More Pictures In Search of Stories


I have Carol (Keithley) Baird to thank for the images below. 

 Like many "old" pictures, they were  produced from cameras some of which would today be viewed as relatively "stone-aged" when compared with the stark clarity of images produced by even the most ordinary digital device today (even our cell phones).  Gleaned from family albums and various shoe boxes of loose snapshots, they -- along with the stories that often lie behind them -- often provide us with essentially all we know of life in the Bluff during the 1920s and '30s, years when those of us "of a certain age" were youngsters not yet old enough to swim in the Prange canal.

Occasionally, they seem to startle the eye with their classic revelation of curiosity and levity -- evidence of the quality of life of those times, most notably the 1930s, in and around Crockett's Bluff. 


 Like the one of the five young ladies in "Remembering Hazel," the one below of four young men posing on a log is a perfect example: (L-R) Gus McDonald, Joseph Keithley, Russell Marrs, and his brother Herman.

 Though the photographer is unknown to me, the image has all the qualities of a posed portrait: similar flat caps and hands similarly folded, they stare seriously and curiously and unsmilingly into the camera. [There's obviously much to be known about these figures. Russell Marrs, in the decade after his return from the service during World War II was a great influence and inspiration to me, and I'm working on his story for this site.  I seem to recall that Gus McDonald lost a leg in that war.]





L-R: Edna Prange, Alice Keithley, May Bowermaster, and Rose Gosnell




Barbara Cochran, Ida Marilyn Butler, Donna Knowlton, Carol Keithley, Ann Johnson, and "probably Peggy Schwab."





Yvonne Terry, Mary Lou Graves and Carol Keithley



Joe and Alice Keithley and Rose and George Gosnell  (1950s or 60s?)

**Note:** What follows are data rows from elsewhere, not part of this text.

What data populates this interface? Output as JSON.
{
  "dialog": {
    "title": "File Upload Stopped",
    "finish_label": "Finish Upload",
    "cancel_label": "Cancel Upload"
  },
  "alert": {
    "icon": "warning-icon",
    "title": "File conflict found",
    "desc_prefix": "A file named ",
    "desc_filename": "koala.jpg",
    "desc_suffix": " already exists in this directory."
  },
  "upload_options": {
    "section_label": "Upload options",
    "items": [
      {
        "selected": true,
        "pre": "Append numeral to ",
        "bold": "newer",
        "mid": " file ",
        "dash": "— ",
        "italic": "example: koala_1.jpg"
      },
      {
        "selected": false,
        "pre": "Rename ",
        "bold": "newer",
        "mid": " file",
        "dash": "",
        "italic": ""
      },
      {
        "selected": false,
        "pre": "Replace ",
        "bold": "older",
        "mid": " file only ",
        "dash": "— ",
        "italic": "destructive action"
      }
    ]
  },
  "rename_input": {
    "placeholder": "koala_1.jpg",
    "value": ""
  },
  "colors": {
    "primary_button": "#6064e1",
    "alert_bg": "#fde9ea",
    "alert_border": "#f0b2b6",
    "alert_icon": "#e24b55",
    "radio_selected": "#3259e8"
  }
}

These images were scanned from photos, some of which are perhaps seventy or more years old.  Although there are ways of improving their clarity somewhat,  some are of subjects too just too far away from the camera to survive enlargement.  Other such images -- with or without the stories behind them -- are welcomed and appreciated for this site.  As I have recently written to Carol Baird: "When folks like us become too senile to identify the subjects in such pictures, they die, along with the stories we know about them."  Preventing such "deaths" is the primary purpose of this site.  Once they are written down they have a fine chance at being passed along to future generations.